C'est ce pragmatisme qui a présidé à la création par voie d'ordonnance en 2014 des agendas d'accessibilité programmée, les Ad'AP. Aujourd'hui, les premiers résultats sont là.

On compte actuellement 384 000 établissements recevant du public accessibles, contre 300 000 en 2012. Sans compter que les responsables de plus de 593 000 établissements – qui sont des commerces, des mairies, des salles de spectacles… – sont entrés dans la démarche et ont déposé un Ad'AP via lequel ils se posent la question des travaux nécessaires, de leur chiffrage et de leur programmation dans des délais de trois ans dans la majorité des cas.
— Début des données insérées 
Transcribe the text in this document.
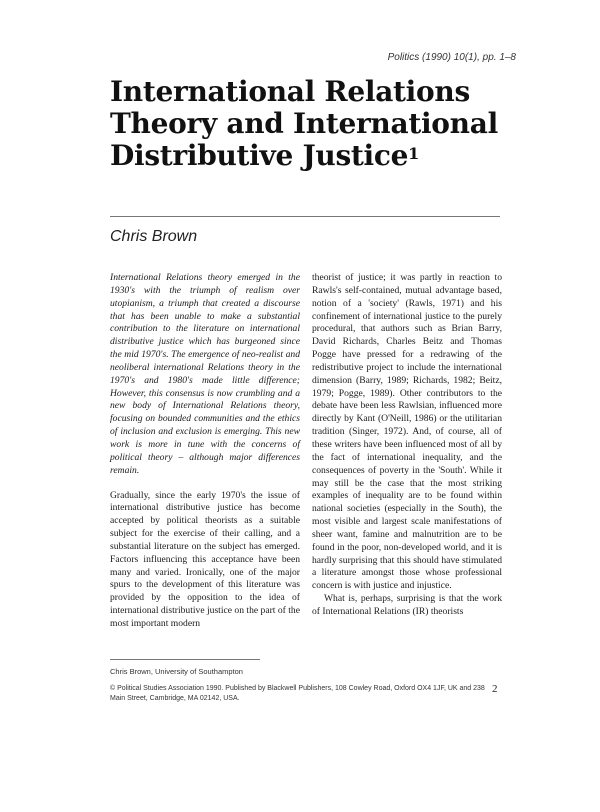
Politics (1990) 10(1), pp. 1–8
International Relations Theory and International Distributive Justice$^1$
Chris Brown

International Relations theory emerged in the 1930's with the triumph of realism over utopianism, a triumph that created a discourse that has been unable to make a substantial contribution to the literature on international distributive justice which has burgeoned since the mid 1970's. The emergence of neo-realist and neoliberal international Relations theory in the 1970's and 1980's made little difference; However, this consensus is now crumbling and a new body of International Relations theory, focusing on bounded communities and the ethics of inclusion and exclusion is emerging. This new work is more in tune with the concerns of political theory – although major differences remain.

Gradually, since the early 1970's the issue of international distributive justice has become accepted by political theorists as a suitable subject for the exercise of their calling, and a substantial literature on the subject has emerged. Factors influencing this acceptance have been many and varied. Ironically, one of the major spurs to the development of this literature was provided by the opposition to the idea of international distributive justice on the part of the most important modern

theorist of justice; it was partly in reaction to Rawls's self-contained, mutual advantage based, notion of a 'society' (Rawls, 1971) and his confinement of international justice to the purely procedural, that authors such as Brian Barry, David Richards, Charles Beitz and Thomas Pogge have pressed for a redrawing of the redistributive project to include the international dimension (Barry, 1989; Richards, 1982; Beitz, 1979; Pogge, 1989). Other contributors to the debate have been less Rawlsian, influenced more directly by Kant (O'Neill, 1986) or the utilitarian tradition (Singer, 1972). And, of course, all of these writers have been influenced most of all by the fact of international inequality, and the consequences of poverty in the 'South'. While it may still be the case that the most striking examples of inequality are to be found within national societies (especially in the South), the most visible and largest scale manifestations of sheer want, famine and malnutrition are to be found in the poor, non-developed world, and it is hardly surprising that this should have stimulated a literature amongst those whose professional concern is with justice and injustice.

What is, perhaps, surprising is that the work of International Relations (IR) theorists

Chris Brown, University of Southampton
© Political Studies Association 1990. Published by Blackwell Publishers, 108 Cowley Road, Oxford OX4 1JF, UK and 238 Main Street, Cambridge, MA 02142, USA.
2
Mais la réforme des Ad'AP s'est accompagnée d'un travail moins visible mais tout aussi fondamental de simplification des normes. Celui-ci a aussi fait l'objet d'une grande concertation. Ce travail de révision des normes dans l'ancien et dans le neuf et de leur stabilisation, mené par les ministres du Logement qui se sont succédées Sylvia Pinel et Emmanuelle Cosse, constitue un préalable au chantier de l'accessibilité physique des lieux de travail.

Voilà un chantier qui appelle une autre concertation de grande ampleur, de telle sorte que cette réforme ne soit pas menée sans les personnes handicapées et les associations qui les représentent, mais aussi les partenaires sociaux et les représentants des employeurs.

J'avoue que je ne m'attendais pas à ce qu'il faille attendre la prochaine mandature pour voir l'arrêté sur l'accessibilité physique des lieux de travail, publié. Je compte sur l'insistance des partenaires sociaux et des associations pour que le sujet ne soit pas « mis sous le tapis ».

Mais l'accessibilité ce ne sont pas que les bâtiments, c'est aussi permettre à chacun d'avoir accès à tout, notamment dans les situations de travail. Ainsi, la loi dite « Travail » a précisé les obligations des employeurs privés en matière d'accessibilité numérique et des logiciels de bureau, question importante notamment pour les personnes aveugles et malvoyantes. De la même façon, la loi pour une République numérique impose la mise en accessibilité des services de communication au public en ligne des employeurs publics, et donc de leurs sites intranet, internet, extranet et de leurs progiciels de travail.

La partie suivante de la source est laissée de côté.